Eclypsium last year inspected 40 Driver programs from 20 different companies and identified serious vulnerabilities in them that could be exploited by hacker to install malware on them. And as the company found, Driver programs used by systems Windows, are the ones that the malicious agents take advantage of to attack ATM and PoS.
In recent years, a lot of news malware have emerged, including Skimer, Alice, CUTLET MAKER, Ploutus, Tyupkin, ATMJackpot, Suceful, RIPPER, WinPot, PRILEX, ATMii and GreenDispenser. Many of these malware allow their operators to carry out so-called "jackpotting" attacks, where the attacker instructs the targeted ATM to distribute cash.
Driver vulnerabilities could allow intruders to escalate and gain "deeper access" to the target system.
As an example, the security company presented a vulnerability it discovered in a Driver program on ATM Diebold Nixdorf. This program provides access to x86 I / O ports. A Driver that provides arbitrary access to input / output ports can be useful in the initial phases of an attack, as it could allow the intruder to gain access to PCI-connected devices, including external devices and the SPI controller, which provides access. in the firmware of the system.
Η vulnerability referred to the supplier, who released updates earlier this year to correct it.

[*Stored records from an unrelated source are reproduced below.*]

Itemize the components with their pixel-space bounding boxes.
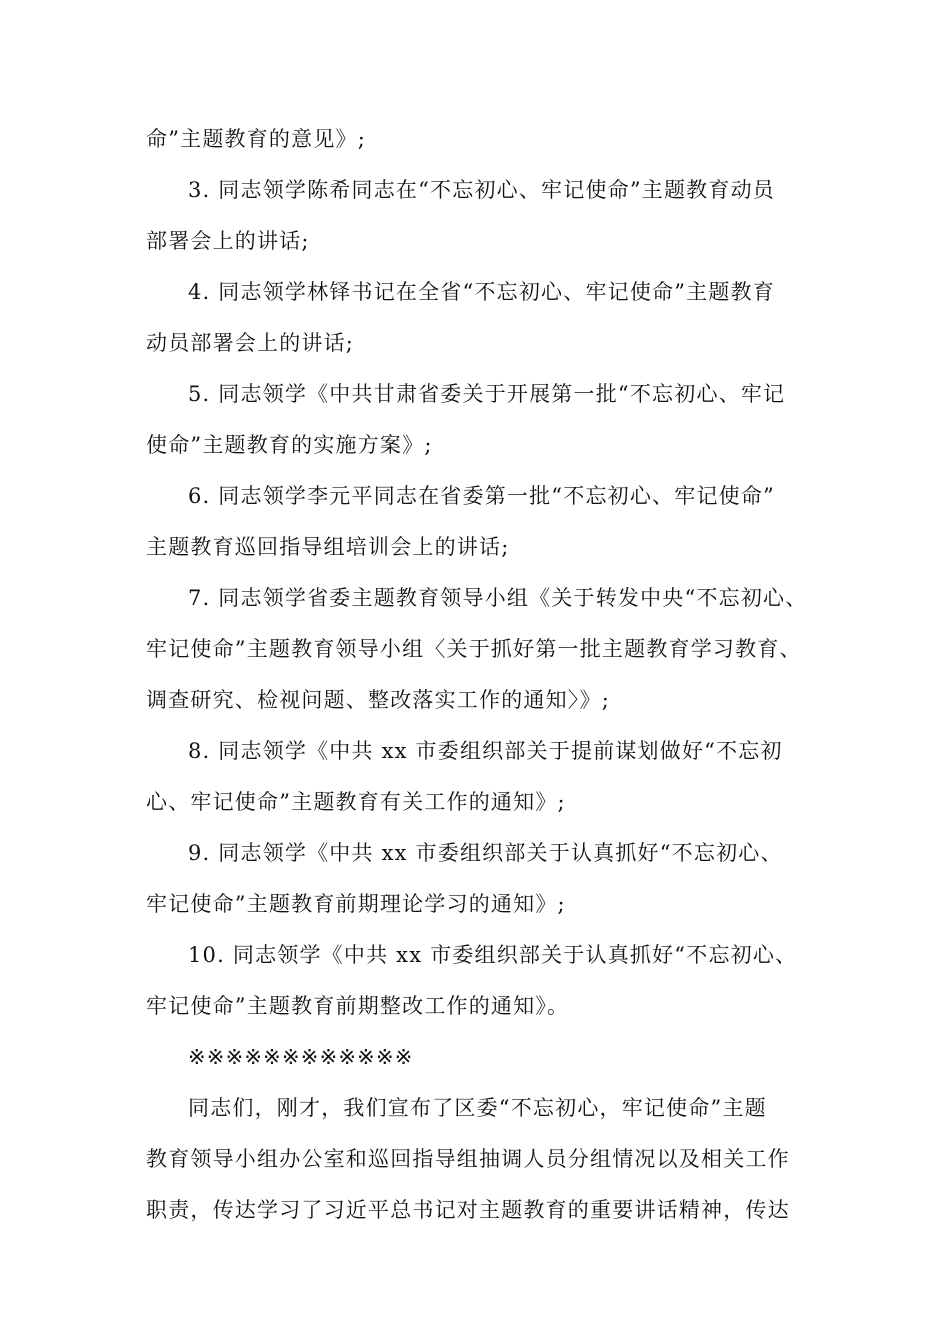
text-line: 使命”主题教育的实施方案》; <box>146 433 433 457</box>
list-item-4: 4. 同志领学林铎书记在全省“不忘初心、牢记使命”主题教育 <box>188 280 775 304</box>
text-line: 牢记使命”主题教育领导小组〈关于抓好第一批主题教育学习教育、 <box>146 637 802 661</box>
text-line: 教育领导小组办公室和巡回指导组抽调人员分组情况以及相关工作 <box>146 1147 790 1171</box>
text-line: 主题教育巡回指导组培训会上的讲话; <box>146 535 510 559</box>
text-line: 部署会上的讲话; <box>146 229 310 253</box>
paragraph-start: 同志们，刚才，我们宣布了区委“不忘初心，牢记使命”主题 <box>188 1096 767 1120</box>
list-item-3: 3. 同志领学陈希同志在“不忘初心、牢记使命”主题教育动员 <box>188 178 775 202</box>
list-item-5: 5. 同志领学《中共甘肃省委关于开展第一批“不忘初心、牢记 <box>188 382 786 406</box>
text-line: 牢记使命”主题教育前期整改工作的通知》。 <box>146 994 570 1018</box>
text-line: 命”主题教育的意见》; <box>146 127 367 151</box>
list-item-8: 8. 同志领学《中共 xx 市委组织部关于提前谋划做好“不忘初 <box>188 739 783 763</box>
list-item-6: 6. 同志领学李元平同志在省委第一批“不忘初心、牢记使命” <box>188 484 775 508</box>
section-divider: ※※※※※※※※※※※※ <box>188 1045 414 1069</box>
list-item-7: 7. 同志领学省委主题教育领导小组《关于转发中央“不忘初心、 <box>188 586 808 610</box>
text-line: 牢记使命”主题教育前期理论学习的通知》; <box>146 892 566 916</box>
text-line: 职责，传达学习了习近平总书记对主题教育的重要讲话精神，传达 <box>146 1198 790 1222</box>
list-item-10: 10. 同志领学《中共 xx 市委组织部关于认真抓好“不忘初心、 <box>188 943 798 967</box>
text-line: 心、牢记使命”主题教育有关工作的通知》; <box>146 790 566 814</box>
text-line: 调查研究、检视问题、整改落实工作的通知〉》; <box>146 688 610 712</box>
list-item-9: 9. 同志领学《中共 xx 市委组织部关于认真抓好“不忘初心、 <box>188 841 783 865</box>
text-line: 动员部署会上的讲话; <box>146 331 355 355</box>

On the other hand, these types of security vulnerabilities can be dangerous for a long time, as it usually takes a long time for device manufacturers to release fixes due to compliance requirements.
For example in this case, h Eclypsium says that while her research was completed in May 2019, she could not disclose her findings so far. In addition, it may take a long time for updates to arrive on all end devices, which often still work with older operating systems such as Windows XP and Windows 7.